PRIVACY BREACH: The privacy commissioners in Ontario and British Columbia have slammed LifeLabs, Canada’s largest laboratory-testing company, for violating the privacy of up to 15 million Canadians. The commissioners say the company failed to safeguard patient data and that those failings resulted in a major cyber attack late last year. The company says it has taken steps to improve its security and is committed to being open and transparent. However, the privacy commissioners say the company is blocking the release of their report into the breach.

KENNEY SPEECHWRITER: Alberta Premier Jason Kenney is rejecting calls to fire his speechwriter after a blog post surfaced in which he called Canada’s history of residential schools a “bogus genocide.” Mr. Kenney says he disagrees with the views expressed by Paul Bunner but he’s not saying whether he intends to do anything in light of those comments. Mr. Bunner earns a salary about $150,000 a year.

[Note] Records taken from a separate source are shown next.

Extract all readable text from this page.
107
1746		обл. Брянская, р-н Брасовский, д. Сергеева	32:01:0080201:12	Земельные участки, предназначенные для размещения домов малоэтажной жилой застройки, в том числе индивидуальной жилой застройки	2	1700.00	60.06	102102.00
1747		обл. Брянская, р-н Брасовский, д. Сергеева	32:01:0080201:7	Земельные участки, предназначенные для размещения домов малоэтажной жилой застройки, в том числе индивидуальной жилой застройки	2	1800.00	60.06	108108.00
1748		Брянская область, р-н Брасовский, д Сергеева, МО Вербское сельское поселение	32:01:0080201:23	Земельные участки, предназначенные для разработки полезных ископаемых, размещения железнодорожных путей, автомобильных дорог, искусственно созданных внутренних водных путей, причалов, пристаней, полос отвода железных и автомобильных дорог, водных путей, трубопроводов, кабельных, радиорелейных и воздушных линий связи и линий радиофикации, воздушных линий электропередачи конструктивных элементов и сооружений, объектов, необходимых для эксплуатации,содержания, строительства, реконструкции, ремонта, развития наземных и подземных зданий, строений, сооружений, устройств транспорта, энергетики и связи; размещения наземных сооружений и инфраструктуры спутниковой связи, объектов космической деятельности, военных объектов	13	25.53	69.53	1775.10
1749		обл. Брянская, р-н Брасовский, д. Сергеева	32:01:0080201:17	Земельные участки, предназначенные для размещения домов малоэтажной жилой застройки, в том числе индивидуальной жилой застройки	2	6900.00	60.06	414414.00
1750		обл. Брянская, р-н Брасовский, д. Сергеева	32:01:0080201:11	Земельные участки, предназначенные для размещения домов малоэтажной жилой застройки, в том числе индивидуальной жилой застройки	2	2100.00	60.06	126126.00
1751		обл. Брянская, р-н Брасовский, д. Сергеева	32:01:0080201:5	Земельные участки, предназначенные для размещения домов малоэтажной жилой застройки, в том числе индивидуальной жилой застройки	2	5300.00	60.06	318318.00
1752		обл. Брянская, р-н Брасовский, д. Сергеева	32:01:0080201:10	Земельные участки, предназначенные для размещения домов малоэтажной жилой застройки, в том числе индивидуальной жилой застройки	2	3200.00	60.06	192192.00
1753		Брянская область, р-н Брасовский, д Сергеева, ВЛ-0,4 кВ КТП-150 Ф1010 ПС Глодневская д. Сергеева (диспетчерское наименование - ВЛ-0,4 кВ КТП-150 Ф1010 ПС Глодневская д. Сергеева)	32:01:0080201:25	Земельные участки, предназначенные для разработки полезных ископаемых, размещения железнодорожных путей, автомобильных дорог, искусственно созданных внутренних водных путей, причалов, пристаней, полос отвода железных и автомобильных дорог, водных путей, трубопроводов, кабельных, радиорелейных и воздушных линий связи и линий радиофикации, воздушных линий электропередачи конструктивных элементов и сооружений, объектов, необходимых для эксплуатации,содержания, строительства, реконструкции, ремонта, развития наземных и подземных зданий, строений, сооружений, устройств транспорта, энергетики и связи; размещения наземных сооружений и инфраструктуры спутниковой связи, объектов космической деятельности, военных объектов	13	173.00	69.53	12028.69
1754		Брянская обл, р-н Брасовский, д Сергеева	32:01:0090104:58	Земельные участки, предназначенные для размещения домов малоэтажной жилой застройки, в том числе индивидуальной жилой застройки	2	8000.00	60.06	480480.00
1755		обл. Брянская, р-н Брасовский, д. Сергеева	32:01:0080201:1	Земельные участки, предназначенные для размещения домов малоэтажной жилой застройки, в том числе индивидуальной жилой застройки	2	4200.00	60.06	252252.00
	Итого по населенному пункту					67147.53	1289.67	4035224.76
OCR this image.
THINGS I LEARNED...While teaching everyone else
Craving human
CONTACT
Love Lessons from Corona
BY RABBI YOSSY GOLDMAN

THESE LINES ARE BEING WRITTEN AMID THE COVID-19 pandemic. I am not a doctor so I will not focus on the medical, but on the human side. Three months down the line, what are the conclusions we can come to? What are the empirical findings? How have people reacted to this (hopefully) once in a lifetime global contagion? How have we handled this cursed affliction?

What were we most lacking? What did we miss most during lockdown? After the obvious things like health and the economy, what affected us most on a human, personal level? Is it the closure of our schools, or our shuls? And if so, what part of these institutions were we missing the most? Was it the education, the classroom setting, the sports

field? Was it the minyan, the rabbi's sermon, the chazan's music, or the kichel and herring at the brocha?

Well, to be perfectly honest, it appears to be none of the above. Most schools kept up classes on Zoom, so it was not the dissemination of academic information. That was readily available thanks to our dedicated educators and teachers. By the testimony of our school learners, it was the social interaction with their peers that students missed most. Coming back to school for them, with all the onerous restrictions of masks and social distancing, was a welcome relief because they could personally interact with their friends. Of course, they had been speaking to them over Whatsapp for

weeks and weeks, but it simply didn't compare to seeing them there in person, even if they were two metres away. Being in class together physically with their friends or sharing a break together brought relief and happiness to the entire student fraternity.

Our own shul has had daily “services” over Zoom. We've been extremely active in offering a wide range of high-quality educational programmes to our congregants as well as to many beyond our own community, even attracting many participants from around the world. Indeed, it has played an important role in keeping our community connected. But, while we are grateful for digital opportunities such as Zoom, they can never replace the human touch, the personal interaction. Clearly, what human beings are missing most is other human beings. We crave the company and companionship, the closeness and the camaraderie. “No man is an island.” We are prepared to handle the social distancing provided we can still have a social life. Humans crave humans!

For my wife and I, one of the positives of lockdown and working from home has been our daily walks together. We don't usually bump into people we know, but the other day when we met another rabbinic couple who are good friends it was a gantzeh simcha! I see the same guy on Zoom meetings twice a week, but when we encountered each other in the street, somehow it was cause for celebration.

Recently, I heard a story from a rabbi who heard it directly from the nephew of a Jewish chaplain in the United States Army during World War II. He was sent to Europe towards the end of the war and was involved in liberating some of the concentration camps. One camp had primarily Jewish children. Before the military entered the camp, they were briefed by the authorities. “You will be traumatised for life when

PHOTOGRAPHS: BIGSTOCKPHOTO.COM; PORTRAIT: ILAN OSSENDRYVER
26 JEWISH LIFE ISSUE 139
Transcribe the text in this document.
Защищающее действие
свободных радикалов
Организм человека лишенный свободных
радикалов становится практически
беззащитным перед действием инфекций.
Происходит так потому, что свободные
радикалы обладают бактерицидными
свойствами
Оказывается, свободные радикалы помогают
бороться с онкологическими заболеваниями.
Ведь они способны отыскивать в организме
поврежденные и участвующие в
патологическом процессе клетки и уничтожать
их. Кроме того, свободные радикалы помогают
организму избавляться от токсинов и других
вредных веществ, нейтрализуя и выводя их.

NHL: Vancouver is out of the running in the race to become a hub city for NHL playoff games, leaving Edmonton and Toronto as the remaining Canadian cities.

Opinion

Marilyn Slett, Judith Sayers, and Chief Joe Alphonse on protecting Indigenous communities from COVID-19: “Since the pandemic began, Indigenous leaders have exhorted government officials in vain to give us more information and resources to protect our communities. To date, our requests have been ignored.”

Andrew Coyne on Alberta’s separatists and a referendum on equalization: “If there is a quality that Alberta’s nationalists share with their Quebec brethren – aside from the whiny self-absorption – it is hubris, to the point of delusion. The other provinces, most of them recipients of equalization, are not going to agree to redraw the program to Alberta’s designs just because Albertans voted they must, nor would the federal government, whose constitutional jurisdiction it is, do so in the face of such widespread opposition.”

Adrienne Tanner on drinking in Vancouver parks: “The Park Board was already considering allowing alcohol consumption on beaches. The COVID-19 pandemic has simply accelerated the conversation. Let’s seize this moment and relax the rules – our city will be a better place for it.”